My response? Duh. Could these individuals really have been that blind to reality? “Primetime Propaganda” only confirms what many of us have known all along about “Sesame Street”: The show has a not-so-hidden left-wing bias. Case closed.

Well, almost. With all due respect, while I agree with Mr. Shapiro, he missed a vital part of this story.

You see, like many conservatives and libertarians, I grew up with “Sesame Street” - and still fiercely defend it. My childhood coincided with the show’s “old school” period (1969-1978). This was its Golden Age, when the Street was still experimenting with character development, catchy songs and teaching techniques. Sure, it was run by liberals and the agenda was clearly liberal. But every so often, a tiny glimmer of right-leaning thinking showed up that made the whole experience worthwhile.

How so? In Cookie Monster’s words, “Me tell you all about it.”

It’s occasionally possible to make a conservative case for liberal “Sesame Street.” Sure, the free-market economy is invisible to the people in the neighborhood, and there’s far too much caring and sharing going around. But dig a bit deeper and you’d be surprised what you can find. For example, the show has always been patriotic, especially during the Fourth of July. There’s a lighter - but understood - respect for religion and celebrations of holidays like Hanukkah and Christmas. Freedom of choice, from Oscar’s collection of trash to Ernie’s refusal to part with his rubber duckie to play his saxophone, shows up every so often. And a few conservatives, including former President George W. Bush and his wife Laura, have either appeared with “Sesame Street” characters or on the program.

Then, there’s my favorite childhood Muppet, Roosevelt Franklin. He was an intelligent, streetwise character who loved to learn, teach and scat. He taught children the importance of individuality, family and leadership. By having Roosevelt’s strong sense of self, you could accomplish great things and succeed in life. That’s what those of us on the right have always supported and believed in.

So where is this Muppetized bastion of common sense these days? Somewhere in a deep, dark corner of the “Sesame Street” workshop. Although extremely popular in the 1970s, some people viewed Roosevelt as a stereotypical, jive-talking black character.

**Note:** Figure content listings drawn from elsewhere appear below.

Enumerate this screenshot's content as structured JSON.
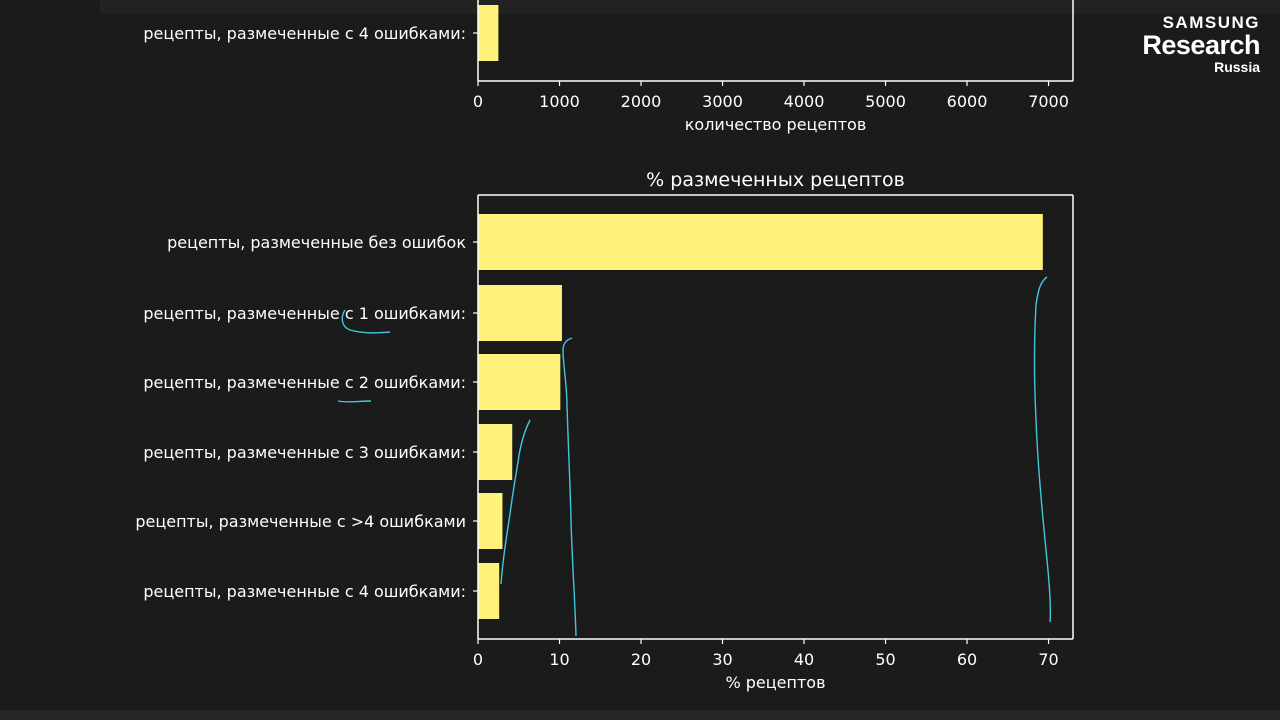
{
  "logo": {
    "line1": "SAMSUNG",
    "line2": "Research",
    "line3": "Russia"
  },
  "chart_data": [
    {
      "type": "bar",
      "orientation": "horizontal",
      "partial": true,
      "title": "",
      "xlabel": "количество рецептов",
      "xlim": [
        0,
        7300
      ],
      "xticks": [
        0,
        1000,
        2000,
        3000,
        4000,
        5000,
        6000,
        7000
      ],
      "categories": [
        "рецепты, размеченные с 4 ошибками:"
      ],
      "values": [
        250
      ],
      "color": "#fff27a"
    },
    {
      "type": "bar",
      "orientation": "horizontal",
      "title": "% размеченных рецептов",
      "xlabel": "% рецептов",
      "xlim": [
        0,
        73
      ],
      "xticks": [
        0,
        10,
        20,
        30,
        40,
        50,
        60,
        70
      ],
      "categories": [
        "рецепты, размеченные без ошибок",
        "рецепты, размеченные с 1 ошибками:",
        "рецепты, размеченные с 2 ошибками:",
        "рецепты, размеченные с 3 ошибками:",
        "рецепты, размеченные с >4 ошибками",
        "рецепты, размеченные с 4 ошибками:"
      ],
      "values": [
        69.3,
        10.3,
        10.1,
        4.2,
        3.0,
        2.6
      ],
      "color": "#fff27a"
    }
  ]
}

As his popularity increased, so too did those pesky nattering nabobs of negativism. Mob rule ultimately won out and Roosevelt’s meteoric rise ground to a sudden halt. By 1975, he wasn’t a regular character and his infrequent appearances stopped in 1996, although he did make a brief cameo last year.

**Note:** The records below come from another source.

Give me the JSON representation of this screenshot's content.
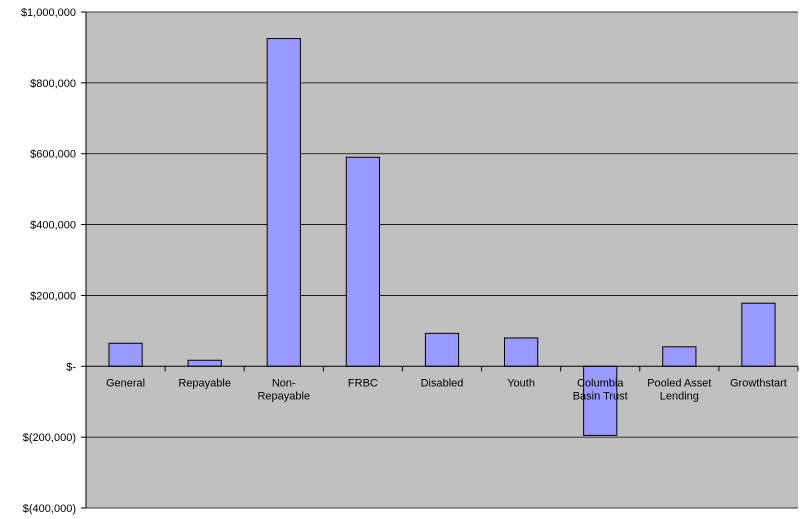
{
  "chart_data": {
    "type": "bar",
    "categories": [
      "General",
      "Repayable",
      "Non-Repayable",
      "FRBC",
      "Disabled",
      "Youth",
      "Columbia Basin Trust",
      "Pooled Asset Lending",
      "Growthstart"
    ],
    "category_label_lines": [
      [
        "General"
      ],
      [
        "Repayable"
      ],
      [
        "Non-",
        "Repayable"
      ],
      [
        "FRBC"
      ],
      [
        "Disabled"
      ],
      [
        "Youth"
      ],
      [
        "Columbia",
        "Basin Trust"
      ],
      [
        "Pooled Asset",
        "Lending"
      ],
      [
        "Growthstart"
      ]
    ],
    "values": [
      65000,
      17000,
      925000,
      590000,
      93000,
      80000,
      -195000,
      55000,
      178000
    ],
    "ylim": [
      -400000,
      1000000
    ],
    "ytick_values": [
      1000000,
      800000,
      600000,
      400000,
      200000,
      0,
      -200000,
      -400000
    ],
    "ytick_labels": [
      "$1,000,000",
      "$800,000",
      "$600,000",
      "$400,000",
      "$200,000",
      "$-",
      "$(200,000)",
      "$(400,000)"
    ],
    "grid": true,
    "legend": "none",
    "colors": {
      "plot_background": "#c0c0c0",
      "bar_fill": "#9999ff",
      "bar_stroke": "#000000",
      "gridline": "#000000"
    }
  }
}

It’s ironic when you think about it. Roosevelt was created by liberals, yet liberals contributed to his demise. A true victim of Muppet-style political correctness.

This column has been brought to you by the letter C (for conservatism) and the number 1969 (for the year it all started).

Michael Taube is a columnist and former speechwriter for Canadian Prime Minister Stephen Harper.